III. MOTION FOR LEAVE TO AMEND THE COMPLAINT
Federal Rule of Civil Procedure 15(a) provides that leave to
amend a complaint shall be freely given when justice requires.
The right to amend, however, is not absolute. See Brunt v. Service Employees Int'l Union, 284 F.3d 715, 720 (7th Cir.
2002). Before a judgment has been entered, a district court may
deny a plaintiff's leave to amend if there is undue delay, bad
faith, dilatory motive, undue prejudice, or if the amendment is
futile. See Park v.
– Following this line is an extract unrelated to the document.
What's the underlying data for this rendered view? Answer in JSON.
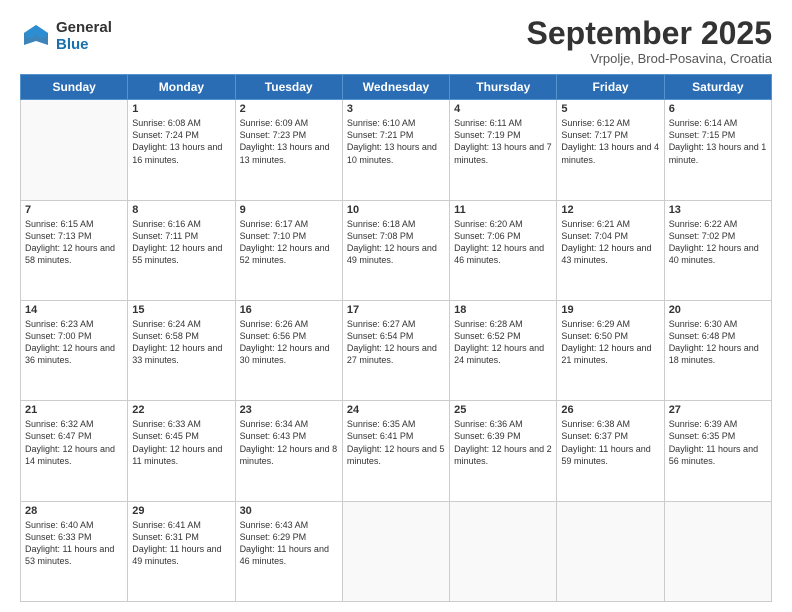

City of Chicago, 297 F.3d 606, 612 (7th
Pursuant to this standard, New Century argues that the
plaintiffs' proposed amendment would be futile. This court,
however, need not decide whether the plaintiffs' mended complaint
would be futile because after a court has entered a final
judgment, "a plaintiff may amend a complaint under 15(a) only
with leave of court after a motion under Rule 59(e) or 60(b) has
been made and the judgment has been set aside or vacated."
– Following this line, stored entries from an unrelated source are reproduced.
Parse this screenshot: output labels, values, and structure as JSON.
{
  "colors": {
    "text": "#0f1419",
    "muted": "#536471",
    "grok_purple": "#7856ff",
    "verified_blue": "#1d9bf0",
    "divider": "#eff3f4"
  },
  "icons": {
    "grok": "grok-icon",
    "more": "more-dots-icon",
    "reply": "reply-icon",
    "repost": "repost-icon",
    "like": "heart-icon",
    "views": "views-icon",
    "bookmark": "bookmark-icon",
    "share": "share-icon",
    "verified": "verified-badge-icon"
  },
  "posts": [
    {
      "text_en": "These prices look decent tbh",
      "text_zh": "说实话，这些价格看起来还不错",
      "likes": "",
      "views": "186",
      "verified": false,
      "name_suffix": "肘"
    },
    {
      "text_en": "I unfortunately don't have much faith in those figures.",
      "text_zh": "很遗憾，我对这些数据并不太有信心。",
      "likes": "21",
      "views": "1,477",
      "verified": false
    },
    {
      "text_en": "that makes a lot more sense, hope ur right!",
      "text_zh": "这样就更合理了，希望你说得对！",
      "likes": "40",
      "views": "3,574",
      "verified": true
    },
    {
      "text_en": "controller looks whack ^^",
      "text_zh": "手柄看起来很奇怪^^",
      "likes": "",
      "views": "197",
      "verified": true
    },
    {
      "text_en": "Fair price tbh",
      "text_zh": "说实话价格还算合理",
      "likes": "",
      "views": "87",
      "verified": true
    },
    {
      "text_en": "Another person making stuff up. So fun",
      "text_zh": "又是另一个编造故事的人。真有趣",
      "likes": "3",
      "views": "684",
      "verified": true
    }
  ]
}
Figgie Int'l, Inc. v. Miller, 966 F.2d 1178, 1179 (7th Cir.
1992); see also Sparrow v. Heller, 116 F.3d 204, 205 (7th Cir.
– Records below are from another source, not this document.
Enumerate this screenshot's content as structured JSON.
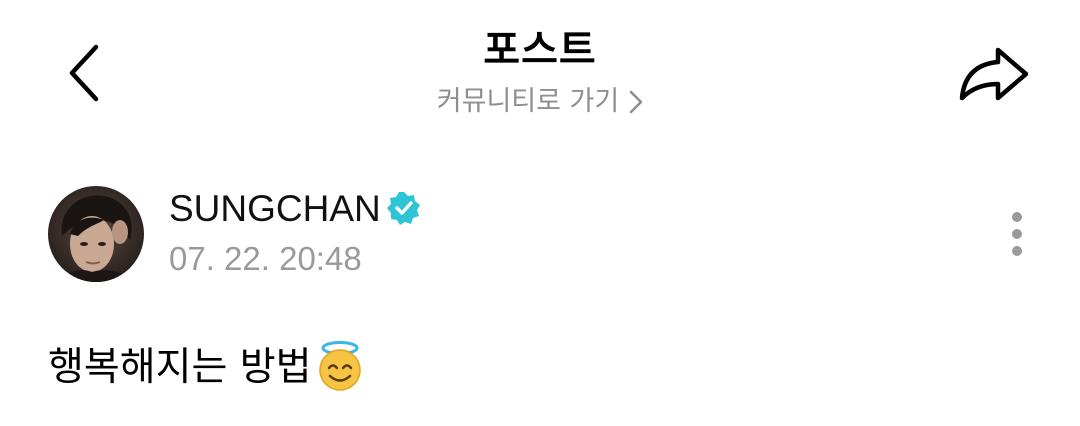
{
  "header": {
    "title": "포스트",
    "community_link_label": "커뮤니티로 가기",
    "back_icon": "chevron-left-icon",
    "share_icon": "share-arrow-icon",
    "link_icon": "chevron-right-icon"
  },
  "post": {
    "author_name": "SUNGCHAN",
    "verified_icon": "verified-badge-icon",
    "verified_color": "#2ec4d6",
    "timestamp": "07. 22. 20:48",
    "text": "행복해지는 방법",
    "emoji": "smiling-face-with-halo",
    "more_icon": "vertical-dots-icon"
  }
}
1997) (court can deny plaintiff's motion to amend complaint after
judgment entered on the ground that the plaintiff did not first
move to set aside judgment). Because this court has rejected the
plaintiffs' claims in their Rule 59(e) motion, and thus has not
vacated or set aside the judgment, the court denies the
plaintiffs' request to amend the complaint.
Even if the plaintiffs had established a basis for relief under
Rule 59(e), their motion for leave to amend would still be denied
under Rule 15(a) on the ground of undue delay because they failed
to explain why they did not move to amend the complaint prior to
judgment. See Figgie, 966 F.2d at 1181. Here, the plaintiffs'
amended complaint contains additional allegations that were known
to the plaintiffs before the judgment was entered, yet the
plaintiffs give no explanation as to why they did not allege
these facts in the first instance. (See Amend. Compl. ¶ 21).
Thus, the plaintiffs' attempt to amend the allegations
constitutes undue delay and possible prejudice to the defendants.
See id. In essence, the plaintiffs are attempting to cure the
deficiencies of their Complaint by removing the Chicago Title
insurance rate information and alleging that the fees charged
were not "bona fide" after this court highlighted the Complaint's
deficiencies when granting the motion to dismiss. "Trying to
change the rules when the game seems to be going badly is not a
tactic that district judges are obliged to facilitate." Archer
Daniels Midland Co. v. Hartford Fire Ins. Co., 243 F.3d 369, 374
(7th Cir. 2001). Therefore, the court, in its discretion, denies
the plaintiffs' Rule 15(a) motion.
For the foregoing reasons, the court denies the plaintiffs'
Motion for Reconsideration [R. 28-1]. The court also denies the
plaintiff's Motion for Leave to Amend the Complaint [R. 28-2].